Hillary’s indicative — it’s not a subjunctive but indicative mood — that whether she’s rigged the cattle futures market when she started out; whether she was fired from the Watergate community for unethical behavior; whether it’s “Troopergate”; whether it’s demonizing women who were not adulterous, but victims of sexual assault from her husband; whether it was her personal server; whether it was the Clinton foundation scandals; whether it was these, I think, very deplorable $250,000 fees to Wall Street and other foreign banks that pose conflict of interest. All of these demerits are considered by the left as not disqualifying on her part.
To put it in other terms, Bernie Sanders will say, “Yes. The Democratic establishment rigged — in their own words — the nomination process against me.” Or he will say, “Yes, Hillary Clinton ridiculed my supporters as prolonged adolescents in their basements of their parents’ homes.” Or, “She [Hillary Clinton] confirmed my suspicions that she talks one way to Wall Street, another way to us. However I’m still going to vote for her.” Carly Fiorina or Jeb Bush conversely would say that Trump’s vulgarity is just beyond the pale.

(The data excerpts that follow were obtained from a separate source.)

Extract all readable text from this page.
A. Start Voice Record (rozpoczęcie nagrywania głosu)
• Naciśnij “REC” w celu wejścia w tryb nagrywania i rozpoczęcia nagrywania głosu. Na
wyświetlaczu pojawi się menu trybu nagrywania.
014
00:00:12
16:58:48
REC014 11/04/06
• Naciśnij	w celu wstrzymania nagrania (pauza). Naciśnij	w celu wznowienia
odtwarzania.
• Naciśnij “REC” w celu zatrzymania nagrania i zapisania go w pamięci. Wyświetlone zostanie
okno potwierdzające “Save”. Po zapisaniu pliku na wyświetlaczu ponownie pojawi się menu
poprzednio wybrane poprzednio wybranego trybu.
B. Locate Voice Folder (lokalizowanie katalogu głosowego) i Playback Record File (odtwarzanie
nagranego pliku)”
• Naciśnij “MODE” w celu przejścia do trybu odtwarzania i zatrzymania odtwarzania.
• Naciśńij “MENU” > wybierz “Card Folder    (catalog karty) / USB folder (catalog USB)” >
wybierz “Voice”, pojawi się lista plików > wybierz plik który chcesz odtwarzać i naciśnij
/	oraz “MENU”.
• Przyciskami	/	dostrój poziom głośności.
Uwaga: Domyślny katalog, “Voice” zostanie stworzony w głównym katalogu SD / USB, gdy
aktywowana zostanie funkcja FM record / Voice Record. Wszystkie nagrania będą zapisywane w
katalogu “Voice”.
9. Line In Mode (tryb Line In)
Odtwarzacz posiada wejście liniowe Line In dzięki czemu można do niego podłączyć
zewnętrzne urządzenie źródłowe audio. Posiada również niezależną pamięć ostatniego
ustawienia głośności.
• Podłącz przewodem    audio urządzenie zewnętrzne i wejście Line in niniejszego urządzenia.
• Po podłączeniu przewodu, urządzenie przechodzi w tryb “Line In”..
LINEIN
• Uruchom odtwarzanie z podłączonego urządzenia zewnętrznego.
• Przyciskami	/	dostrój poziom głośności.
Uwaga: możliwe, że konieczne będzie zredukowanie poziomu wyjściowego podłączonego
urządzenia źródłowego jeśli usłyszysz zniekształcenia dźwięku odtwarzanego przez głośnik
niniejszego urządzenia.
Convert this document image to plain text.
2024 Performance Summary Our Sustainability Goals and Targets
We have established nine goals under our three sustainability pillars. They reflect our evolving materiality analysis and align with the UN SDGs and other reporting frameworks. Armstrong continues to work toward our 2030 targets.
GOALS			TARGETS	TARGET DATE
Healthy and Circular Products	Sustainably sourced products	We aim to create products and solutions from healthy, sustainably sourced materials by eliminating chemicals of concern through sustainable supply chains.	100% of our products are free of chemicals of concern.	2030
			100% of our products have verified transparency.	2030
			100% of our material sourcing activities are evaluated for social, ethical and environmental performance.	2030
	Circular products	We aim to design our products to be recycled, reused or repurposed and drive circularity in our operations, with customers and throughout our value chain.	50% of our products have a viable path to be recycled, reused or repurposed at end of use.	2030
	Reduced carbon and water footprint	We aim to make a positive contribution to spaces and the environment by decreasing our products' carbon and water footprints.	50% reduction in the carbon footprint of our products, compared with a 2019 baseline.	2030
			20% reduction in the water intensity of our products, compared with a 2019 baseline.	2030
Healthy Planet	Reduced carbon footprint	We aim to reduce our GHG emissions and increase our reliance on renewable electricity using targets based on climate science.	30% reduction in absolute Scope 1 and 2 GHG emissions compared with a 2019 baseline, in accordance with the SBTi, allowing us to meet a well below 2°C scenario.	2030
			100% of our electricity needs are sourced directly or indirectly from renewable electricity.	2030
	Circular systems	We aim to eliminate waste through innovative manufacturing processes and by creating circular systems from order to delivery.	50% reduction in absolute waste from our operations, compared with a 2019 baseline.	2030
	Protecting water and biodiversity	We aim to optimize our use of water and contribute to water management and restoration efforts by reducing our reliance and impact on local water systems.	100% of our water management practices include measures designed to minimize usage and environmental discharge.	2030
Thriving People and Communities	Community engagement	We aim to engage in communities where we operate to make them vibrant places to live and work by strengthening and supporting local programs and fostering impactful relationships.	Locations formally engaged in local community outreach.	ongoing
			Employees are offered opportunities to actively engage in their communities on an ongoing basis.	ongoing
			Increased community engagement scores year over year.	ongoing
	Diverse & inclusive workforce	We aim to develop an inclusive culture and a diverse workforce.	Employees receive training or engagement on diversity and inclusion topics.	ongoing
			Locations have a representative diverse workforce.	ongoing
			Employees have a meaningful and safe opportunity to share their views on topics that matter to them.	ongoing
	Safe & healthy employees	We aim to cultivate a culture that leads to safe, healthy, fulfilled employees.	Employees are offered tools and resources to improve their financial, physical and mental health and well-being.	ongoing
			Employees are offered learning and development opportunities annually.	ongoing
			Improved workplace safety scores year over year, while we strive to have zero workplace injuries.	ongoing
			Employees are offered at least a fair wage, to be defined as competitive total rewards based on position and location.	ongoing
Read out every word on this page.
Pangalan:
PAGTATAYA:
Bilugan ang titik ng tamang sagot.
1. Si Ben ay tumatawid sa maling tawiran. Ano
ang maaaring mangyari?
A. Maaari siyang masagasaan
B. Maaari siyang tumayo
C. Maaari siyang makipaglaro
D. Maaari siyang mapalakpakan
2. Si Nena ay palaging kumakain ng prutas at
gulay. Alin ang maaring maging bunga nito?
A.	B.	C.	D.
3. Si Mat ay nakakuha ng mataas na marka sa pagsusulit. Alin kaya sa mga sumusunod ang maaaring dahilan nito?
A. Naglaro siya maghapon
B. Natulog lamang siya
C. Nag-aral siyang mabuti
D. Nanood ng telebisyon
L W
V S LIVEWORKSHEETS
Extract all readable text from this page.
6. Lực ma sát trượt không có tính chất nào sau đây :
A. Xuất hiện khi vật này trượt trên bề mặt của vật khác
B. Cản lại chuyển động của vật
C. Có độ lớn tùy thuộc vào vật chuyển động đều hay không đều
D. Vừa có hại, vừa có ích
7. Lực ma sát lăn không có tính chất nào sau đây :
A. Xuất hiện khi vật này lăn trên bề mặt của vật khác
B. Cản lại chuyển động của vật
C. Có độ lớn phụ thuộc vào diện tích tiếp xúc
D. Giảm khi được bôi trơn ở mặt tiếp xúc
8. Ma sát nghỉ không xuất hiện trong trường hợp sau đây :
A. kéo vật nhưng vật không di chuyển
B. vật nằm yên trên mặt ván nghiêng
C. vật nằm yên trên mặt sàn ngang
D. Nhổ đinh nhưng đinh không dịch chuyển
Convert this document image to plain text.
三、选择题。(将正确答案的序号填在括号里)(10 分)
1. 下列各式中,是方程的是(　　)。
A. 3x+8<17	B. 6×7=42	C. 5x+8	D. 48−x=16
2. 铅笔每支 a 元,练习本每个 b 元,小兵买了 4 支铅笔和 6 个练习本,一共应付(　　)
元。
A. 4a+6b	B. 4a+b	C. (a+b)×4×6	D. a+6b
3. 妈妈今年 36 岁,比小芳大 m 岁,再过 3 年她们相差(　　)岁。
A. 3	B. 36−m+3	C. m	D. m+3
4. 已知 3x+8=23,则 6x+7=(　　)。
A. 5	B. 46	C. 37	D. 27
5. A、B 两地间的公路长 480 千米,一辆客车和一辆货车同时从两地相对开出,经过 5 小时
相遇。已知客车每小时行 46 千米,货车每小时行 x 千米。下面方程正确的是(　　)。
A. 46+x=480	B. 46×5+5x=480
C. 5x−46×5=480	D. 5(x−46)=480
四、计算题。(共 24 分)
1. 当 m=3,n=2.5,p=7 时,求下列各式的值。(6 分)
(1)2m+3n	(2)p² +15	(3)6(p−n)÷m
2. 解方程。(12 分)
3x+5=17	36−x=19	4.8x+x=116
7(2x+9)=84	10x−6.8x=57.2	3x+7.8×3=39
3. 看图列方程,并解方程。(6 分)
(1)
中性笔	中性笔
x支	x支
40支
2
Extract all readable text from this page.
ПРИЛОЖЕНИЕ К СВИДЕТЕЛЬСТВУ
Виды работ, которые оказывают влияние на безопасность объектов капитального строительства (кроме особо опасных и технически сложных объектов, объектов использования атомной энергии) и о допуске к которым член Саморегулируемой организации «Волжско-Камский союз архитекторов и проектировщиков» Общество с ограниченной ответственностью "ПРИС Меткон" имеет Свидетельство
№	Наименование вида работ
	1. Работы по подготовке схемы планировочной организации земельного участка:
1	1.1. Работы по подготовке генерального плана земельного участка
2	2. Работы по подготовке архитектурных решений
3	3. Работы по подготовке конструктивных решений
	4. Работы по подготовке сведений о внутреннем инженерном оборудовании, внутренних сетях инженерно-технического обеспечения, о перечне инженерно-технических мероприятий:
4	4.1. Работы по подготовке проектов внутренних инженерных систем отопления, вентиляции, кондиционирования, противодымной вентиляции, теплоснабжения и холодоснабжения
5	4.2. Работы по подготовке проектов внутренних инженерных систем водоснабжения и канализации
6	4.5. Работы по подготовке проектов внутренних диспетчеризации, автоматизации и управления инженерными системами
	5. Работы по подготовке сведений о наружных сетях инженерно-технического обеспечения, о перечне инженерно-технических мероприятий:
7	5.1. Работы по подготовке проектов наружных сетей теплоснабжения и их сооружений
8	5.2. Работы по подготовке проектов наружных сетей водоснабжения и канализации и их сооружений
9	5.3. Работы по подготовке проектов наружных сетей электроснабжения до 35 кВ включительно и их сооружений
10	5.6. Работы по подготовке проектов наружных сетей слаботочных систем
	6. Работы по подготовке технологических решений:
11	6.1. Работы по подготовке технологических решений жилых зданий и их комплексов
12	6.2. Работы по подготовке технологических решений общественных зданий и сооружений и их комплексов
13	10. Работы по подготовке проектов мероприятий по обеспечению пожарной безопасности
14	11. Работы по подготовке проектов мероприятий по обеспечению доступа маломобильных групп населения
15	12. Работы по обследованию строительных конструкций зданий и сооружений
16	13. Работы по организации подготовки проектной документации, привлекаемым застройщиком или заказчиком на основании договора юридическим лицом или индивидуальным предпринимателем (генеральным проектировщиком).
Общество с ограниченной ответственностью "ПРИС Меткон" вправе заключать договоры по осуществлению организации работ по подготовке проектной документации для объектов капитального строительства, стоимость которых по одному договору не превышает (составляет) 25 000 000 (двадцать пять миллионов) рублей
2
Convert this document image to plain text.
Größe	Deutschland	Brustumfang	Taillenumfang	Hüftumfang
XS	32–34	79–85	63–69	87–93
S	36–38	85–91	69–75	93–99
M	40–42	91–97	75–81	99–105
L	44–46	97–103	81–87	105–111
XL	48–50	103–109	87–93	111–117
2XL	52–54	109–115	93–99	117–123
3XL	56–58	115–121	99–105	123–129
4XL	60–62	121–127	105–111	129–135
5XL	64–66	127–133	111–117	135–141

We live in a real world, and we’re not going to see 50 foreign policy analysts that were in Democratic administrations write a letter, as their Republican counterparts did, professing inability to support their party’s candidate. That’s just the way it works out.
And so I think that the bottom line is, Republicans have to be attuned to character, but they also have to realize they’re in a race for power and an agenda with other people who don’t value it at all. And for some Republicans, that reality causes them to value character all the more greatly. For other Republicans, that reality explains why Republicans continue to lose presidential races.